La rue était calme, beaucoup trop calme. Rien ni personne ne semblait vivre, ne semblait vouloir apprendre ce drame qu’il tenait entre ses mains tueuses. Enfin, l’hôpital, cette clinique de tous les espoirs se dessina devant lui. Soulageant certain. Il y eu alors une remonté de bonheur, si nous pouvons l’appeler ainsi, dans son monstrueux rêvassement. Un, deux, trois, quatre, plus que quelque pas, quelque mètre à peine. La lumière du bâtiment lui arrachant les pupilles. Il se mit à cligner des yeux, frénétiquement. Les portes s’ouvrirent sur son passage. Et plusieurs personnes, dont il ignorait la fonction, l’identité même. Se mirent à se presser, lui intiment de les laisser ce charger de la blondinette. Nicolaï n’en demandait pas plus. Ni moins d’ailleurs. La regardant partir entre les gestes agités des blouses blanches et bleus ciels. Ne percutant pas tout à fait ce qu’il venait de vivre. Ce qu’il venait de faire, voir d’accomplir. Le visage restant de marbre. Les yeux saphir, toujours aussi rougis et rayés des veines éclatées. Une jeune femme le perturba. Le kidnappant de son échappé qu’il était encore une fois en train d’effectuer. Le sourire sur les lèvres, ses yeux doux le fixant avec compassion. Que pensait t’elle donc ? Etait t’elle réellement là pour lui. Ou était-ce une personne derrière ce dernier. Se retournant rapidement pour observer qu’il n’était que son unique interlocuteur.
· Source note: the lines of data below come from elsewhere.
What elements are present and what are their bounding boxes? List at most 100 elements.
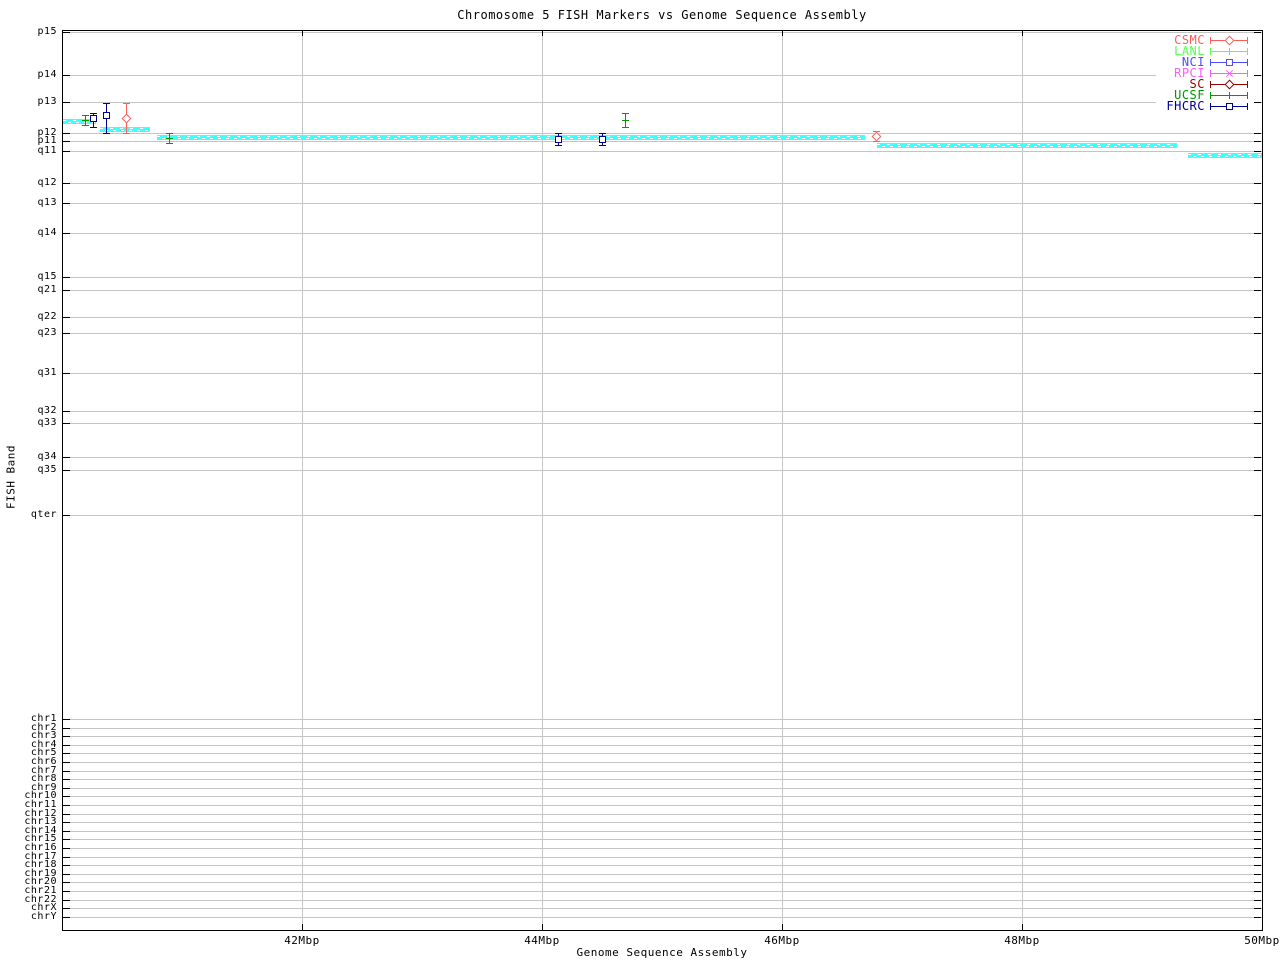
- legend-entry-rpci: RPCI: [1156, 68, 1260, 79]
- plot-border: [62, 30, 1263, 931]
- legend-sample-line: [1210, 46, 1248, 57]
- x-tick: [542, 924, 543, 930]
- legend-sample-line: [1210, 35, 1248, 46]
- row-chr13-tick-left: [63, 822, 70, 823]
- band-q35-tick-left: [63, 470, 70, 471]
- row-chr5-tick-left: [63, 753, 70, 754]
- legend-diamond-marker: [1225, 80, 1235, 90]
- assembly-segment: [100, 127, 150, 132]
- row-chr18-tick-right: [1254, 865, 1261, 866]
- fish-marker-fhcrc-square-marker: [599, 136, 606, 143]
- row-chr10-tick-left: [63, 796, 70, 797]
- assembly-segment: [157, 135, 865, 140]
- assembly-segment: [877, 143, 1177, 148]
- row-chr16-tick-right: [1254, 848, 1261, 849]
- fish-marker-fhcrc-cap: [599, 145, 606, 146]
- legend-cap: [1210, 48, 1211, 55]
- row-chr15-tick-right: [1254, 839, 1261, 840]
- band-p14-tick-left: [63, 75, 70, 76]
- band-q22-tick-right: [1254, 317, 1261, 318]
- row-chrX-tick-right: [1254, 908, 1261, 909]
- row-chr17-tick-left: [63, 857, 70, 858]
- band-q13-tick-left: [63, 203, 70, 204]
- legend-square-marker: [1226, 103, 1233, 110]
- row-chrX-tick-left: [63, 908, 70, 909]
- row-chr17-tick-right: [1254, 857, 1261, 858]
- row-chr20-tick-right: [1254, 882, 1261, 883]
- fish-marker-csmc-cap: [123, 103, 130, 104]
- band-p15-tick-right: [1254, 32, 1261, 33]
- band-q33-tick-right: [1254, 423, 1261, 424]
- band-q23-tick-left: [63, 333, 70, 334]
- band-p11-tick-left: [63, 141, 70, 142]
- legend-cap: [1247, 81, 1248, 88]
- band-p14-label: p14: [0, 70, 57, 80]
- row-chr4-tick-right: [1254, 745, 1261, 746]
- legend-label: FHCRC: [1156, 101, 1205, 112]
- legend-sample-line: [1210, 101, 1248, 112]
- band-q32-tick-left: [63, 411, 70, 412]
- fish-marker-fhcrc-cap: [555, 133, 562, 134]
- band-p13-tick-right: [1254, 102, 1261, 103]
- fish-marker-fhcrc-square-marker: [103, 112, 110, 119]
- band-q23-tick-right: [1254, 333, 1261, 334]
- legend-entry-lanl: LANL: [1156, 46, 1260, 57]
- band-q22-tick-left: [63, 317, 70, 318]
- row-chrY-tick-left: [63, 917, 70, 918]
- fish-marker-ucsf-plus-marker: [169, 135, 170, 142]
- fish-marker-ucsf-cap: [166, 143, 173, 144]
- x-tick: [302, 924, 303, 930]
- row-chr14-tick-left: [63, 831, 70, 832]
- legend-entry-fhcrc: FHCRC: [1156, 101, 1260, 112]
- band-q34-tick-left: [63, 457, 70, 458]
- band-p12-tick-right: [1254, 133, 1261, 134]
- fish-marker-fhcrc-cap: [103, 103, 110, 104]
- row-chr11-tick-right: [1254, 805, 1261, 806]
- fish-marker-fhcrc-cap: [90, 113, 97, 114]
- row-chr3-tick-right: [1254, 736, 1261, 737]
- legend-cap: [1210, 59, 1211, 66]
- fish-marker-fhcrc-cap: [90, 127, 97, 128]
- band-q15-tick-left: [63, 277, 70, 278]
- legend-cap: [1247, 48, 1248, 55]
- band-q34-tick-right: [1254, 457, 1261, 458]
- row-chr4-tick-left: [63, 745, 70, 746]
- x-tick: [782, 924, 783, 930]
- x-axis-title: Genome Sequence Assembly: [62, 946, 1262, 959]
- band-q14-label: q14: [0, 228, 57, 238]
- fish-marker-ucsf-cap: [622, 113, 629, 114]
- band-q11-tick-right: [1254, 151, 1261, 152]
- legend-square-marker: [1226, 59, 1233, 66]
- row-chr9-tick-right: [1254, 788, 1261, 789]
- band-q15-label: q15: [0, 272, 57, 282]
- legend-sample-line: [1210, 68, 1248, 79]
- row-chr6-tick-left: [63, 762, 70, 763]
- band-p13-tick-left: [63, 102, 70, 103]
- row-chr1-tick-right: [1254, 719, 1261, 720]
- fish-marker-fhcrc-square-marker: [555, 136, 562, 143]
- row-chr10-tick-right: [1254, 796, 1261, 797]
- row-chr12-tick-right: [1254, 814, 1261, 815]
- band-q12-label: q12: [0, 178, 57, 188]
- band-q23-label: q23: [0, 328, 57, 338]
- band-p14-tick-right: [1254, 75, 1261, 76]
- row-chr22-tick-right: [1254, 900, 1261, 901]
- x-tick-mirror: [542, 30, 543, 36]
- fish-marker-ucsf-plus-marker: [85, 117, 86, 124]
- band-q21-tick-left: [63, 290, 70, 291]
- fish-marker-fhcrc-cap: [103, 133, 110, 134]
- band-q31-tick-left: [63, 373, 70, 374]
- legend-plus-marker: [1229, 48, 1230, 55]
- band-p15-label: p15: [0, 27, 57, 37]
- row-chr13-tick-right: [1254, 822, 1261, 823]
- legend-cap: [1210, 70, 1211, 77]
- band-q15-tick-right: [1254, 277, 1261, 278]
- row-chr19-tick-right: [1254, 874, 1261, 875]
- band-p13-label: p13: [0, 97, 57, 107]
- row-chr18-tick-left: [63, 865, 70, 866]
- legend-cap: [1210, 92, 1211, 99]
- legend-sample-line: [1210, 57, 1248, 68]
- band-q35-label: q35: [0, 465, 57, 475]
- legend-diamond-marker: [1225, 36, 1235, 46]
- band-qter-tick-left: [63, 515, 70, 516]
-« N’ayez crainte, tout va bien se passer. Vous pouvez attendre dans le couloir. »

L’air dubitatif, il ne comprenait pas exactement ce qui se déroulait sous ses yeux embrumés. Cependant, il ne daigna pas une seconde de plus à se compliquer l’existence. Il la suivait, sans prétendre quoique ce soit. Elle lui posait des questions, sur l’identité de la jeune femme, sur son identité, des détails lui étant inconnus. Il restait muet, seule chose à faire. Finalement, un banc se dessina dans la longue et sinueuse allée désinfectée. Il s’y assit, puis elle partie. Il attendit, et s’assoupi…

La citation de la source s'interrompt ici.